Infine, ma non meno importante, a un certo punto della mia infanzia ho avuto una babysitter calabrese. Toglieva il malocchio schizzando dell’olio in scodelle piene d’acqua, e portava minigonne cortissime. Ah, aveva spesso incrociato Loredana Berté, in paese – o almeno così diceva.
Insomma, sono praticamente una studiosa della Calabria.
Ne so di sicuro più della signora Gaudio, che secondo me non ha abbastanza amici calabresi. Posso imprestarle i miei, se le servono per ambientarsi.
Ieri li ho chiamati tutti, e a tutti ho chiesto: parlami di Catanzaro.
Primo amico: «Per raggiungerla bisogna percorrere un ponte fatto da Morandi» (cominciamo benissimo).
Il secondo mi ha risposto secco: «Io sono di Reggio, so solo che Catanzaro fa ancora più schifo».
Ho poi scoperto che, sarà per quelle distanze statunitensi, esistono rivalità locali. Non solo quelle che stavano nei nostri sussidiari d’infanzia, la siderurgia qua, la barbabietola da zucchero là, Bologna importante nodo ferroviario, i moti di Reggio avvennero quando Catanzaro fu fatta capoluogo.
Macché. In confronto i toscani son gente serena nei confronti dei vicini di codice postale.
Amica titolare della terza telefonata: «A noi dello Stretto fa schifo la Calabria della ‘nduja» (se ho capito bene, verso lo Stretto si mangia più siciliano: ve l’ho detto che sono esperta).

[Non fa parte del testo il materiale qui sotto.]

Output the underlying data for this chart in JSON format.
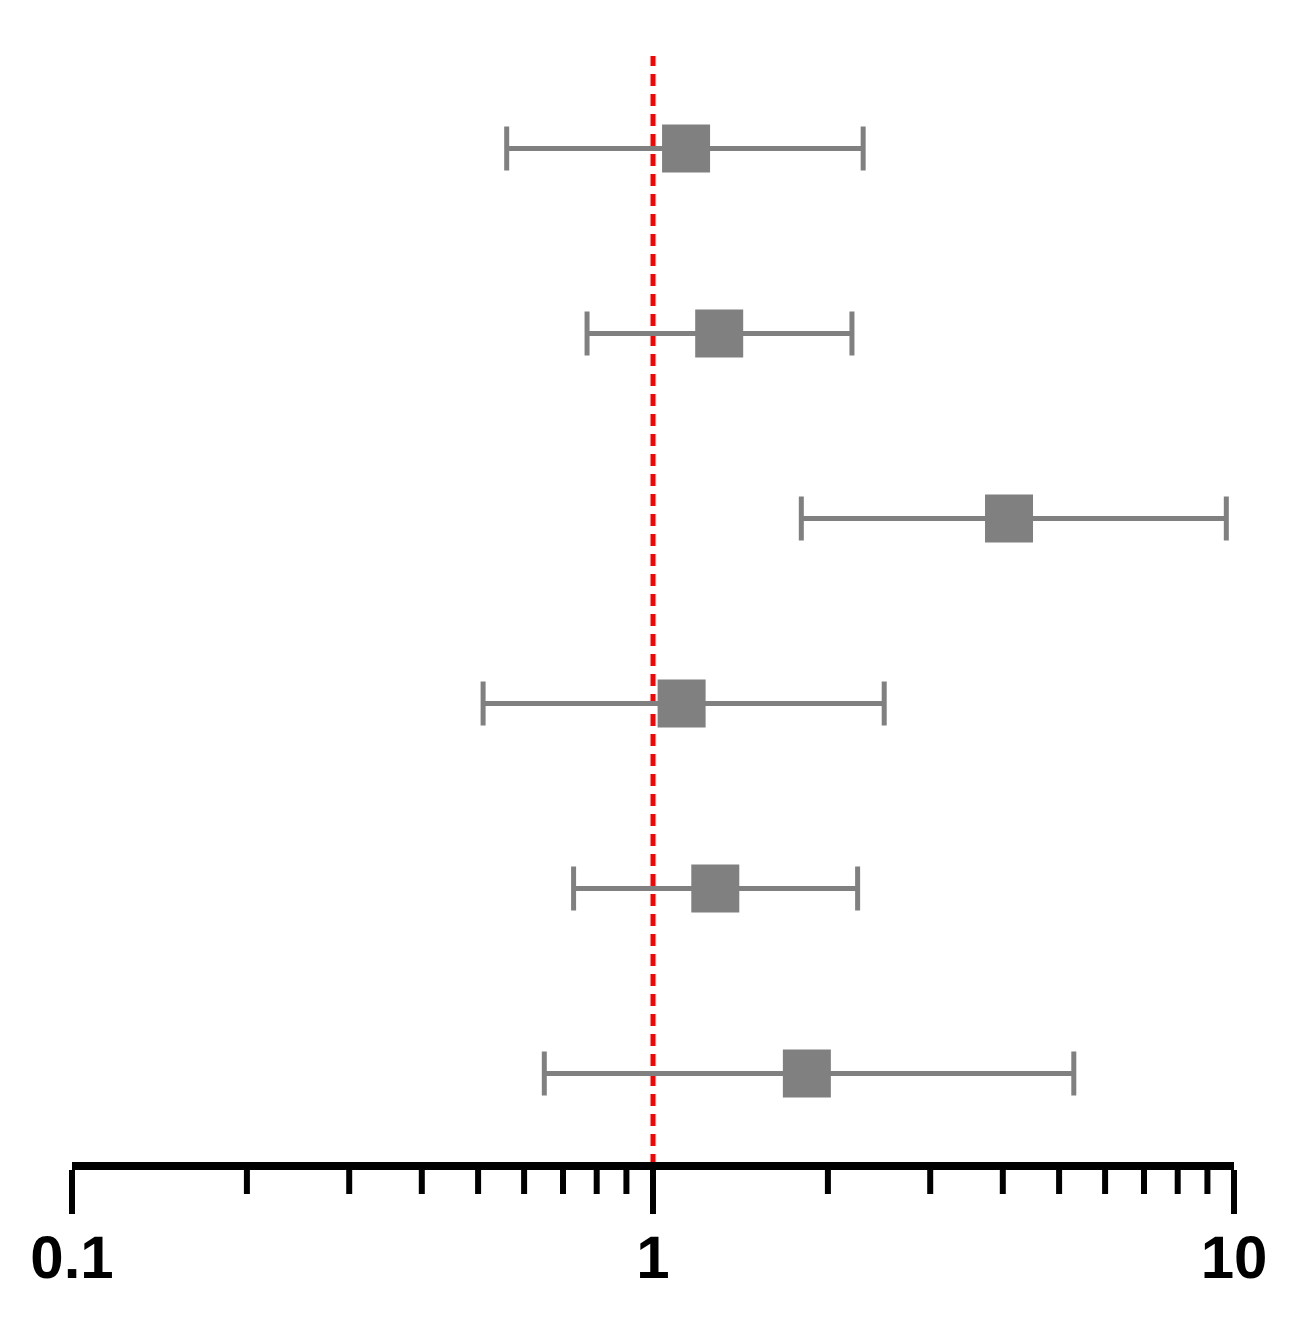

«Li odiano tutti perché i socialisti hanno fatto avere a Cosenza la prima università» (ah, quindi c’è gente che fa l’università in Calabria, ma tu pensa quanti dettagli esotici si apprendono. Gaudio ha detto a Repubblica che i figli li ha mandati a Cambridge, chissà come mai l’ha preferita a Cosenza).
A ogni telefonata un nuovo abisso di ragioni della signora Gaudio. Scusa, ho chiesto a un certo punto a un’interlocutrice che pronunciava «Catanzaro» con la z dura invece che con quella dolce che usiamo noi madrelingua italiani, ma perché lo pronunci così? «Da noi si pronuncia così, mi ha risposto impermalita, procedendo poi a illuminarmi: in compenso pronunciano dolce la zeta di Lamezia, che noi nel mondo civile pronunciamo dura. Forse anche la signora Gaudio ha amici calabresi, forse ha messo il veto dopo averli chiamati.

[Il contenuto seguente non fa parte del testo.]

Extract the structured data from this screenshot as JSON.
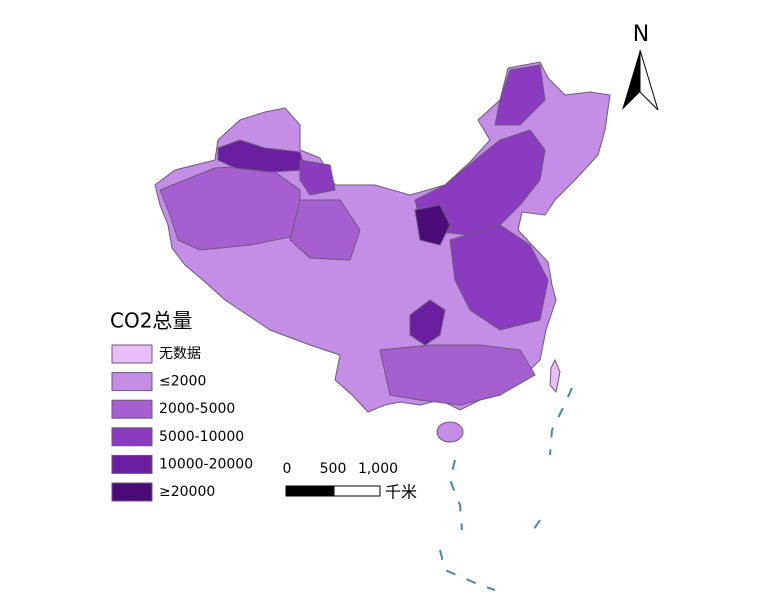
{
  "north_label": "N",
  "legend": {
    "title": "CO2总量",
    "items": [
      {
        "label": "无数据",
        "color": "#e9bdf7"
      },
      {
        "label": "≤2000",
        "color": "#c48de6"
      },
      {
        "label": "2000-5000",
        "color": "#a55fd1"
      },
      {
        "label": "5000-10000",
        "color": "#8a3bbf"
      },
      {
        "label": "10000-20000",
        "color": "#6a1fa1"
      },
      {
        "label": "≥20000",
        "color": "#4b0b79"
      }
    ]
  },
  "scale_bar": {
    "labels": [
      "0",
      "500",
      "1,000"
    ],
    "unit": "千米"
  }
}
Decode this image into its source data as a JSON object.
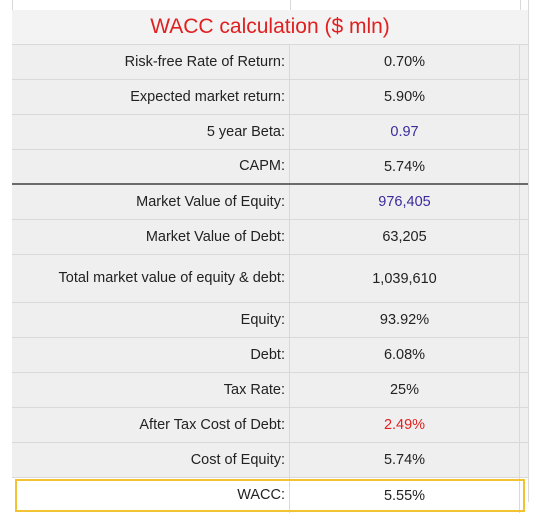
{
  "sheet": {
    "title": "WACC calculation ($ mln)",
    "rows": [
      {
        "label": "Risk-free Rate of Return:",
        "value": "0.70%"
      },
      {
        "label": "Expected market return:",
        "value": "5.90%"
      },
      {
        "label": "5 year Beta:",
        "value": "0.97"
      },
      {
        "label": "CAPM:",
        "value": "5.74%"
      },
      {
        "label": "Market Value of Equity:",
        "value": "976,405"
      },
      {
        "label": "Market Value of Debt:",
        "value": "63,205"
      },
      {
        "label": "Total market value of equity & debt:",
        "value": "1,039,610"
      },
      {
        "label": "Equity:",
        "value": "93.92%"
      },
      {
        "label": "Debt:",
        "value": "6.08%"
      },
      {
        "label": "Tax Rate:",
        "value": "25%"
      },
      {
        "label": "After Tax Cost of Debt:",
        "value": "2.49%"
      },
      {
        "label": "Cost of Equity:",
        "value": "5.74%"
      },
      {
        "label": "WACC:",
        "value": "5.55%"
      }
    ]
  },
  "colors": {
    "title": "#e02020",
    "input_blue": "#3a2a9c",
    "highlight_border": "#f1c232",
    "row_background": "#efefef",
    "grid_line": "#d9d9d9"
  }
}
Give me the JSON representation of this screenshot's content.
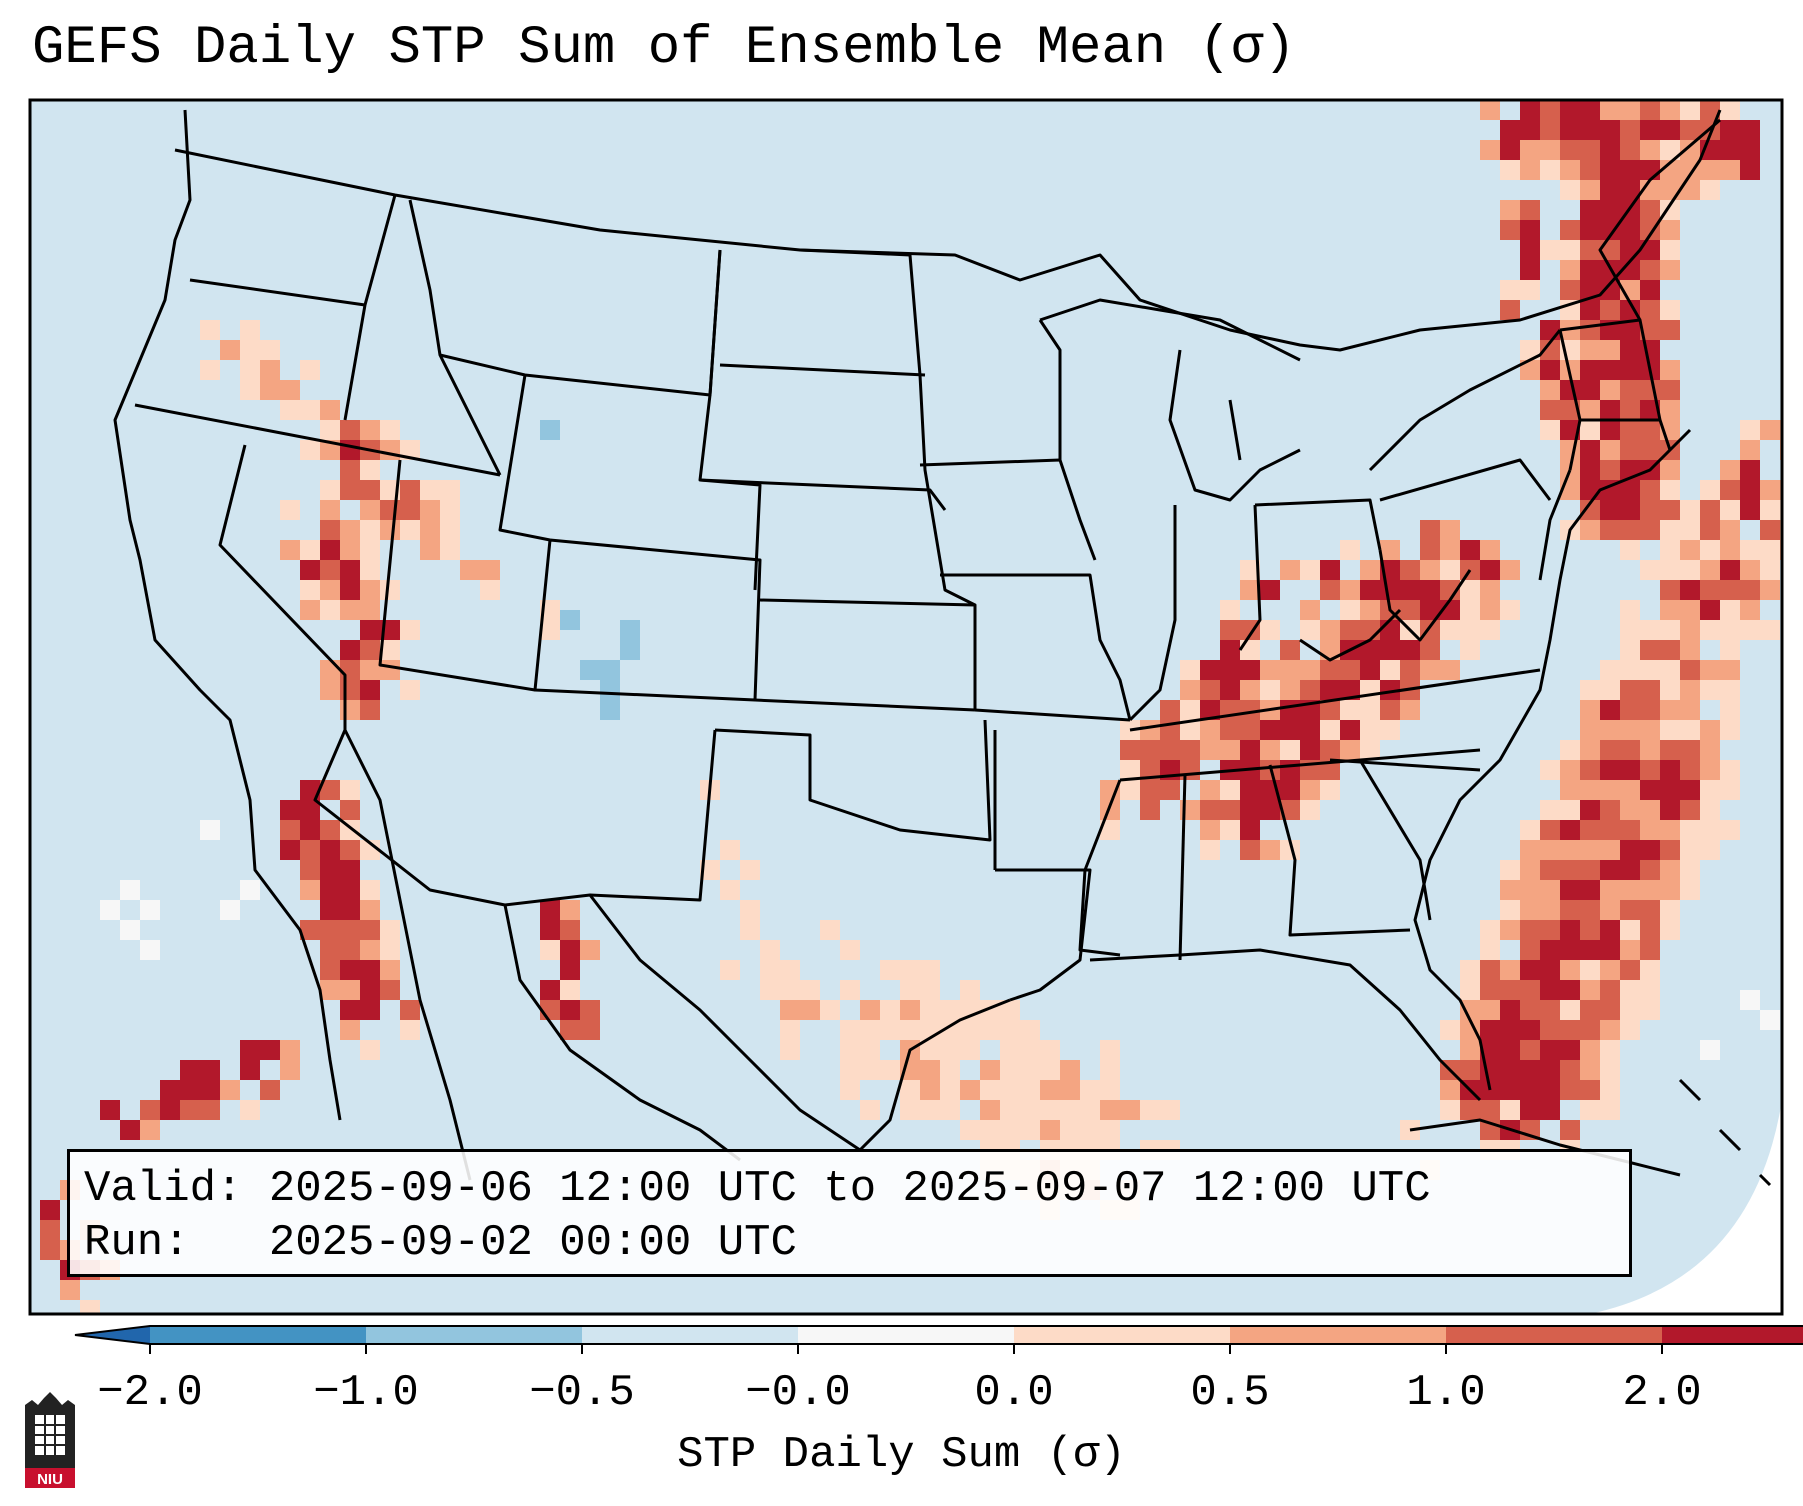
{
  "title": "GEFS Daily STP Sum of Ensemble Mean (σ)",
  "info": {
    "valid": "Valid: 2025-09-06 12:00 UTC to 2025-09-07 12:00 UTC",
    "run": "Run:   2025-09-02 00:00 UTC"
  },
  "colorbar": {
    "label": "STP Daily Sum (σ)",
    "ticks": [
      "−2.0",
      "−1.0",
      "−0.5",
      "−0.0",
      "0.0",
      "0.5",
      "1.0",
      "2.0"
    ],
    "colors": [
      "#4393c3",
      "#92c5de",
      "#d1e5f0",
      "#f7f7f7",
      "#fddbc7",
      "#f4a582",
      "#d6604d",
      "#b2182b"
    ],
    "under_color": "#2166ac",
    "over_color": "#b2182b"
  },
  "map": {
    "background_color": "#d1e5f0",
    "anomaly_regions": [
      {
        "region": "northeast",
        "level": "high"
      },
      {
        "region": "appalachians",
        "level": "high"
      },
      {
        "region": "atlantic-offshore",
        "level": "high"
      },
      {
        "region": "pacific-northwest-interior",
        "level": "moderate"
      },
      {
        "region": "great-basin",
        "level": "moderate"
      },
      {
        "region": "southern-california",
        "level": "moderate"
      },
      {
        "region": "west-texas",
        "level": "low"
      },
      {
        "region": "gulf-coast",
        "level": "low"
      },
      {
        "region": "colorado",
        "level": "negative"
      }
    ]
  },
  "logo": {
    "text": "NIU"
  }
}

Intanto, mentre io facevo un reportage su Catanzaro che Chatwin in confronto era un dilettante, Luca Bizzarri su Instagram si candidava in quindici secondi al ruolo rifiutato da Gaudio. Elencava tutte le sue competenze farmaceutiche («il Synflex è arancione, il Viagra è azzurro») e parlava pure calabrese. Non ha neanche una moglie che pretenda di decidere dove risiedere, io foss’in Speranza ci penserei.
Living in Catanzaro is never easy, ma Bizzarri può farcela. Anche se la signora Gaudio s’inserisce in una solida tradizione.

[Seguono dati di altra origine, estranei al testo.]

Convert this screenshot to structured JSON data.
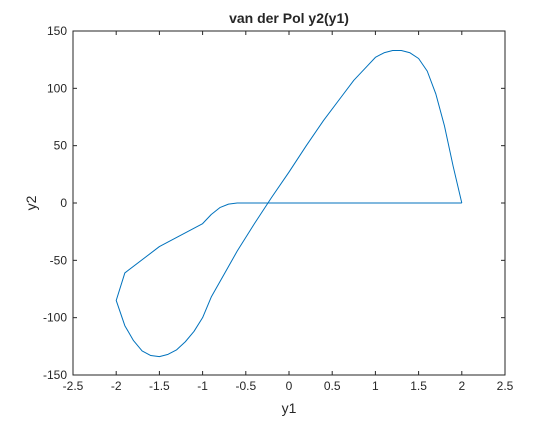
{
  "chart_data": {
    "type": "line",
    "title": "van der Pol y2(y1)",
    "xlabel": "y1",
    "ylabel": "y2",
    "xlim": [
      -2.5,
      2.5
    ],
    "ylim": [
      -150,
      150
    ],
    "xticks": [
      -2.5,
      -2,
      -1.5,
      -1,
      -0.5,
      0,
      0.5,
      1,
      1.5,
      2,
      2.5
    ],
    "yticks": [
      -150,
      -100,
      -50,
      0,
      50,
      100,
      150
    ],
    "xtick_labels": [
      "-2.5",
      "-2",
      "-1.5",
      "-1",
      "-0.5",
      "0",
      "0.5",
      "1",
      "1.5",
      "2",
      "2.5"
    ],
    "ytick_labels": [
      "-150",
      "-100",
      "-50",
      "0",
      "50",
      "100",
      "150"
    ],
    "grid": false,
    "line_color": "#0072BD",
    "series": [
      {
        "x": [
          2.0,
          1.9,
          1.8,
          1.7,
          1.6,
          1.5,
          1.4,
          1.3,
          1.2,
          1.1,
          1.0,
          0.9,
          0.75,
          0.6,
          0.4,
          0.2,
          0.0,
          -0.2,
          -0.4,
          -0.6,
          -0.75,
          -0.9,
          -1.0,
          -1.1,
          -1.2,
          -1.3,
          -1.4,
          -1.5,
          -1.6,
          -1.7,
          -1.8,
          -1.9,
          -2.0,
          -1.9,
          -1.5,
          -1.0,
          -0.9,
          -0.8,
          -0.7,
          -0.6,
          -0.5,
          -0.3,
          -0.1,
          0.0,
          0.2,
          0.4,
          0.6,
          0.75,
          0.9,
          1.0,
          1.1,
          1.2,
          1.3,
          1.4,
          1.5,
          1.6,
          1.7,
          1.8,
          1.9,
          2.0
        ],
        "y": [
          0,
          32,
          67,
          95,
          115,
          126,
          131,
          133,
          133,
          131,
          127,
          119,
          107,
          92,
          72,
          50,
          27,
          5,
          -18,
          -42,
          -62,
          -82,
          -100,
          -112,
          -121,
          -128,
          -132,
          -134,
          -133,
          -129,
          -120,
          -107,
          -85,
          -61,
          -38,
          -18,
          -10,
          -4,
          -1,
          0,
          0,
          0,
          0,
          0,
          0,
          0,
          0,
          0,
          0,
          0,
          0,
          0,
          0,
          0,
          0,
          0,
          0,
          0,
          0,
          0
        ]
      }
    ]
  }
}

Ieri, tra un reportage e l’altro, ero al telefono con un amico. Infaticabile segugia della notizia, ho chiesto anche a lui se sapesse qualcosa di Catanzaro. Mi ha detto che suo zio aveva vinto un concorso per la sede di non so cosa a Catanzaro. Sua zia, pur di non seguirlo e rimanere a vivere nel mondo civile, divorziò.
È stato allora che ho capito che Roberto Speranza è più rovinafamiglie di Liz Taylor.